Darovasertib

Clinical data
- Other names: IDE196, LXS196

Identifiers
- IUPAC name 3-amino-N-[3-(4-amino-4-methylpiperidin-1-yl)pyridin-2-yl]-6-[3-(trifluoromethyl)pyridin-2-yl]pyrazine-2-carboxamide;
- CAS Number: 1874276-76-2;
- PubChem CID: 118873253;
- IUPHAR/BPS: 11186;
- DrugBank: DB16059;
- ChemSpider: 57617794;
- UNII: E0YF0M8O09;
- KEGG: D12139;
- ChEMBL: ChEMBL3982723;

Chemical and physical data
- Formula: C_{22}H_{23}F_{3}N_{8}O
- Molar mass: 472.476 g·mol^{−1}
- 3D model (JSmol): Interactive image;
- SMILES CC1(CCN(CC1)C2=C(N=CC=C2)NC(=O)C3=NC(=CN=C3N)C4=C(C=CC=N4)C(F)(F)F)N;
- InChI InChI=InChI=1S/C22H23F3N8O/c1-21(27)6-10-33(11-7-21)15-5-3-9-29-19(15)32-20(34)17-18(26)30-12-14(31-17)16-13(22(23,24)25)4-2-8-28-16/h2-5,8-9,12H,6-7,10-11,27H2,1H3,(H2,26,30)(H,29,32,34); Key:XXJXHXJWQSCNPX-UHFFFAOYSA-N;

= Darovasertib =

Chemical compound

Darovasertib is an investigational new drug that is being evaluated for the treatment of metastatic uveal melanoma and other cancers. It is a first-in-class oral, small molecule inhibitor of protein kinase C (PKC).

It selectively targets PKC activation by constitutively active mutant forms GNAQ or GNA11, which are present in approximately 90% of uveal melanoma cases.
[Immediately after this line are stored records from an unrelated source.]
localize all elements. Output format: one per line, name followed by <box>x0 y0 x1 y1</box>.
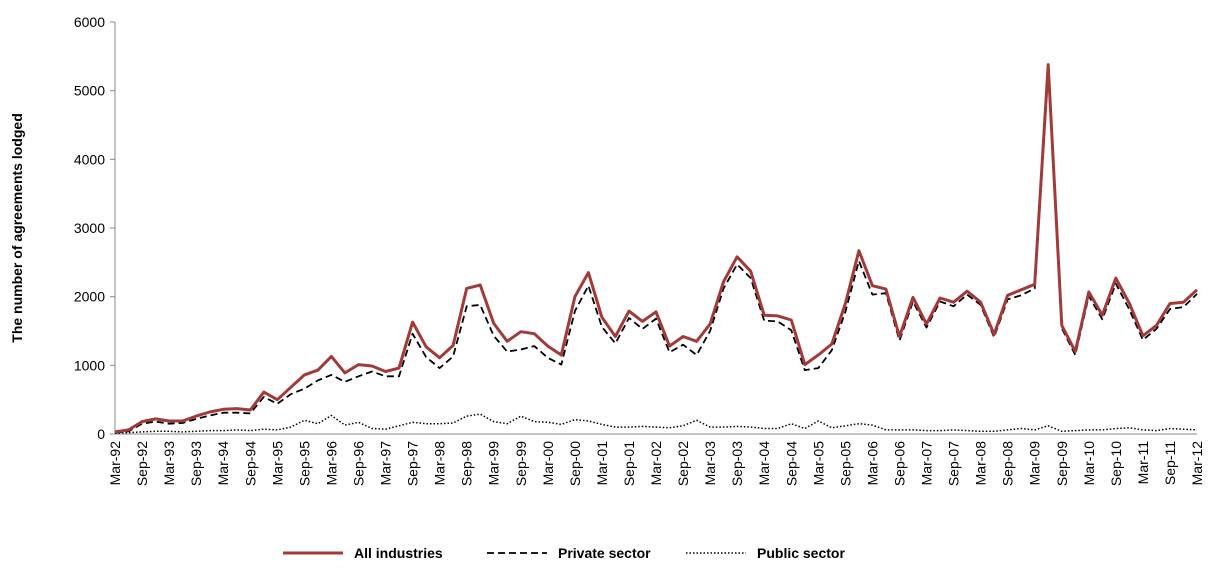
x-tick-label: Mar-05 <box>810 441 826 486</box>
x-tick-label: Mar-92 <box>107 441 123 486</box>
x-tick-label: Sep-97 <box>405 441 421 486</box>
x-tick-label: Sep-06 <box>891 441 907 486</box>
legend-label: Public sector <box>757 545 845 561</box>
x-tick-label: Sep-94 <box>242 441 258 486</box>
x-tick-label: Mar-95 <box>269 441 285 486</box>
y-tick-label: 0 <box>97 426 105 442</box>
x-tick-label: Sep-09 <box>1054 441 1070 486</box>
y-tick-label: 3000 <box>74 220 105 236</box>
x-tick-label: Sep-10 <box>1108 441 1124 486</box>
x-tick-label: Mar-03 <box>702 441 718 486</box>
x-tick-label: Sep-05 <box>837 441 853 486</box>
y-tick-label: 2000 <box>74 289 105 305</box>
legend-label: Private sector <box>558 545 651 561</box>
x-tick-label: Mar-10 <box>1081 441 1097 486</box>
series-line <box>114 413 1198 435</box>
x-tick-label: Sep-07 <box>946 441 962 486</box>
x-tick-label: Mar-06 <box>864 441 880 486</box>
x-tick-label: Sep-02 <box>675 441 691 486</box>
x-tick-label: Sep-93 <box>188 441 204 486</box>
x-tick-label: Mar-11 <box>1135 441 1151 485</box>
x-tick-label: Sep-00 <box>567 441 583 486</box>
y-tick-label: 1000 <box>74 357 105 373</box>
x-tick-label: Sep-98 <box>459 441 475 486</box>
x-tick-label: Mar-93 <box>161 441 177 486</box>
x-tick-label: Mar-00 <box>540 441 556 486</box>
x-tick-label: Sep-99 <box>513 441 529 486</box>
y-axis-label: The number of agreements lodged <box>9 113 25 342</box>
y-tick-label: 5000 <box>74 83 105 99</box>
x-tick-label: Mar-04 <box>756 441 772 486</box>
x-tick-label: Sep-95 <box>296 441 312 486</box>
x-tick-label: Sep-08 <box>1000 441 1016 486</box>
y-tick-label: 6000 <box>74 14 105 30</box>
x-tick-label: Mar-96 <box>323 441 339 486</box>
series-line <box>114 71 1198 434</box>
x-tick-label: Mar-08 <box>973 441 989 486</box>
x-tick-label: Mar-99 <box>486 441 502 486</box>
x-tick-label: Sep-11 <box>1162 441 1178 485</box>
x-tick-label: Mar-12 <box>1189 441 1205 486</box>
x-tick-label: Mar-02 <box>648 441 664 486</box>
x-tick-label: Sep-96 <box>350 441 366 486</box>
x-tick-label: Mar-07 <box>919 441 935 486</box>
x-tick-label: Sep-01 <box>621 441 637 486</box>
x-tick-label: Mar-01 <box>594 441 610 486</box>
x-tick-label: Mar-97 <box>378 441 394 486</box>
legend-label: All industries <box>354 545 443 561</box>
series-line <box>114 63 1199 434</box>
x-tick-label: Mar-09 <box>1027 441 1043 486</box>
x-tick-label: Mar-94 <box>215 441 231 486</box>
x-tick-label: Sep-04 <box>783 441 799 486</box>
x-tick-label: Sep-92 <box>134 441 150 486</box>
y-tick-label: 4000 <box>74 151 105 167</box>
x-tick-label: Sep-03 <box>729 441 745 486</box>
x-tick-label: Mar-98 <box>432 441 448 486</box>
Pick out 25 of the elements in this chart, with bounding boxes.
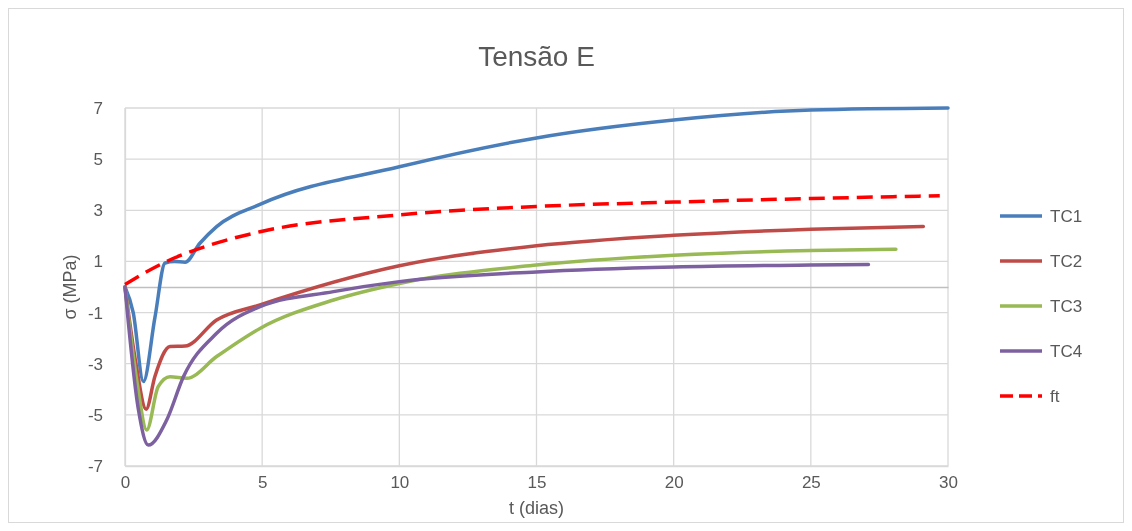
- x-tick-label: 15: [527, 473, 547, 493]
- y-tick-label: 3: [93, 201, 103, 221]
- x-tick-label: 0: [120, 473, 131, 493]
- x-tick-label: 5: [257, 473, 268, 493]
- y-tick-label: -1: [87, 303, 103, 323]
- chart-title: Tensão E: [478, 41, 595, 72]
- y-tick-label: 5: [93, 150, 103, 170]
- x-tick-label: 30: [939, 473, 958, 493]
- legend-label: TC4: [1050, 342, 1083, 361]
- line-series: [123, 262, 871, 447]
- y-axis-title: σ (MPa): [60, 254, 80, 320]
- y-tick-label: -7: [87, 456, 103, 476]
- y-tick-label: -3: [87, 354, 103, 374]
- legend-label: TC2: [1050, 252, 1083, 271]
- x-tick-label: 25: [801, 473, 821, 493]
- y-tick-label: -5: [87, 405, 103, 425]
- y-tick-label: 7: [93, 98, 103, 118]
- x-tick-label: 10: [390, 473, 410, 493]
- legend-label: TC3: [1050, 297, 1083, 316]
- legend-label: ft: [1050, 387, 1060, 406]
- y-tick-label: 1: [93, 252, 103, 272]
- line-series: [123, 193, 942, 287]
- x-axis-title: t (dias): [508, 498, 565, 518]
- legend-label: TC1: [1050, 207, 1083, 226]
- x-tick-label: 20: [664, 473, 684, 493]
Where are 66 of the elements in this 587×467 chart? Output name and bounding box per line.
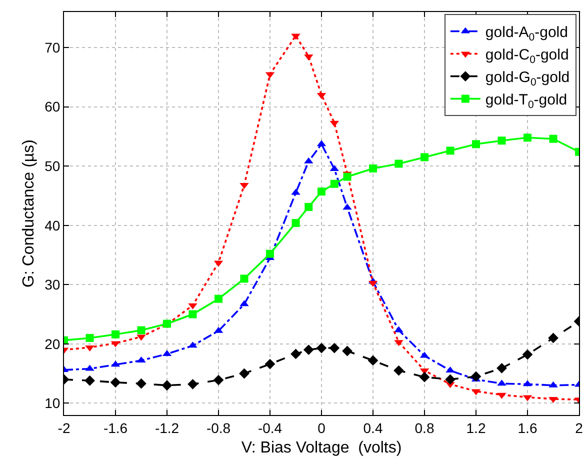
x-tick-label: 0.8 xyxy=(414,420,434,436)
point xyxy=(112,330,120,338)
point xyxy=(303,344,314,356)
x-tick-label: -1.6 xyxy=(103,420,128,436)
point xyxy=(213,374,224,386)
y-tick-label: 60 xyxy=(44,98,60,115)
x-tick-label: -0.4 xyxy=(258,420,282,436)
point xyxy=(266,250,274,258)
point xyxy=(316,342,327,354)
y-tick-label: 10 xyxy=(44,395,60,412)
point xyxy=(368,355,378,366)
point xyxy=(290,348,301,360)
point xyxy=(343,172,352,181)
point xyxy=(394,160,403,168)
point xyxy=(240,274,248,283)
legend-label: gold-G$_{0}$-gold xyxy=(485,69,570,88)
point xyxy=(394,365,404,376)
point xyxy=(136,378,146,389)
point xyxy=(342,346,352,356)
point xyxy=(470,371,482,382)
point xyxy=(330,180,338,188)
point xyxy=(304,202,313,211)
point xyxy=(369,164,377,172)
point xyxy=(188,310,197,318)
y-tick-label: 30 xyxy=(44,276,60,293)
x-tick-label: -0.8 xyxy=(206,420,231,436)
point xyxy=(498,136,506,145)
point xyxy=(110,377,121,388)
x-tick-label: -1.2 xyxy=(154,420,180,436)
y-tick-label: 20 xyxy=(44,336,60,352)
y-tick-label: 70 xyxy=(44,39,60,56)
point xyxy=(446,146,454,155)
point xyxy=(292,218,300,227)
point xyxy=(137,326,146,334)
point xyxy=(214,294,222,303)
point xyxy=(445,374,456,385)
y-axis-title: G: Conductance (µs) xyxy=(20,140,38,288)
legend-label: gold-T$_{0}$-gold xyxy=(485,92,568,111)
point xyxy=(419,372,430,382)
x-tick-label: -2 xyxy=(58,420,70,436)
x-tick-label: 1.6 xyxy=(518,420,538,436)
x-tick-label: 1.2 xyxy=(466,420,486,436)
point xyxy=(264,358,276,370)
x-axis-title: V: Bias Voltage (volts) xyxy=(241,440,402,456)
point xyxy=(162,380,172,391)
point xyxy=(188,378,198,390)
legend-label: gold-C$_{0}$-gold xyxy=(485,46,569,66)
point xyxy=(522,349,533,360)
y-tick-label: 40 xyxy=(44,217,60,234)
point xyxy=(496,362,507,374)
point xyxy=(239,368,250,379)
x-tick-label: 0.4 xyxy=(363,420,383,436)
x-tick-label: 0 xyxy=(318,420,326,436)
point xyxy=(420,153,428,162)
legend-label: gold-A$_{0}$-gold xyxy=(485,24,568,44)
point xyxy=(84,375,95,386)
point xyxy=(472,140,480,148)
point xyxy=(163,320,171,328)
x-tick-label: 2 xyxy=(575,420,584,436)
y-tick-label: 50 xyxy=(44,158,60,174)
point xyxy=(318,188,326,196)
point xyxy=(549,134,558,143)
point xyxy=(329,342,340,354)
point xyxy=(524,134,532,142)
point xyxy=(548,332,558,344)
point xyxy=(86,334,94,342)
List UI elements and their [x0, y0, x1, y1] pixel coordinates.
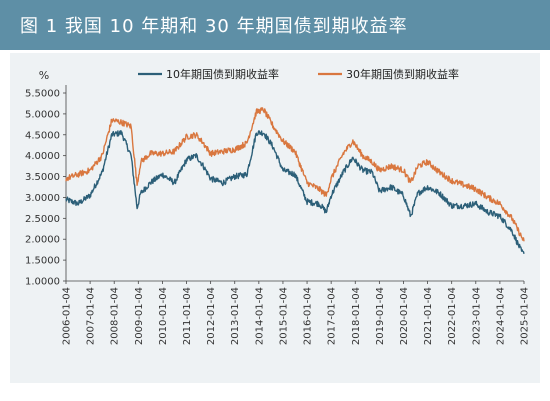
series-line-30y: [65, 107, 525, 242]
x-tick-label: 2009-01-04: [134, 287, 145, 345]
x-tick-label: 2016-01-04: [303, 287, 314, 345]
x-tick-label: 2011-01-04: [182, 287, 193, 345]
y-tick-label: 3.0000: [25, 193, 60, 204]
legend-10y-label: 10年期国债到期收益率: [166, 67, 279, 81]
x-tick-label: 2014-01-04: [254, 287, 265, 345]
x-tick-label: 2018-01-04: [351, 287, 362, 345]
y-tick-label: 2.5000: [25, 214, 60, 225]
x-tick-label: 2019-01-04: [375, 287, 386, 345]
x-tick-label: 2012-01-04: [206, 287, 217, 345]
y-tick-label: 4.0000: [25, 151, 60, 162]
y-tick-label: 3.5000: [25, 172, 60, 183]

The U.S. Food and Drug Administration (FDA) granted orphan drug designation to darovasertib for the treatment of uveal melanoma on May 2, 2022, highlighting its potential to address an unmet medical need in this rare and aggressive form of eye cancer. As of 2024, darovasertib is in clinical development, with ongoing phase 1/2 trials evaluating its efficacy both as a monotherapy and in combination with other agents, such as binimetinib and crizotinib.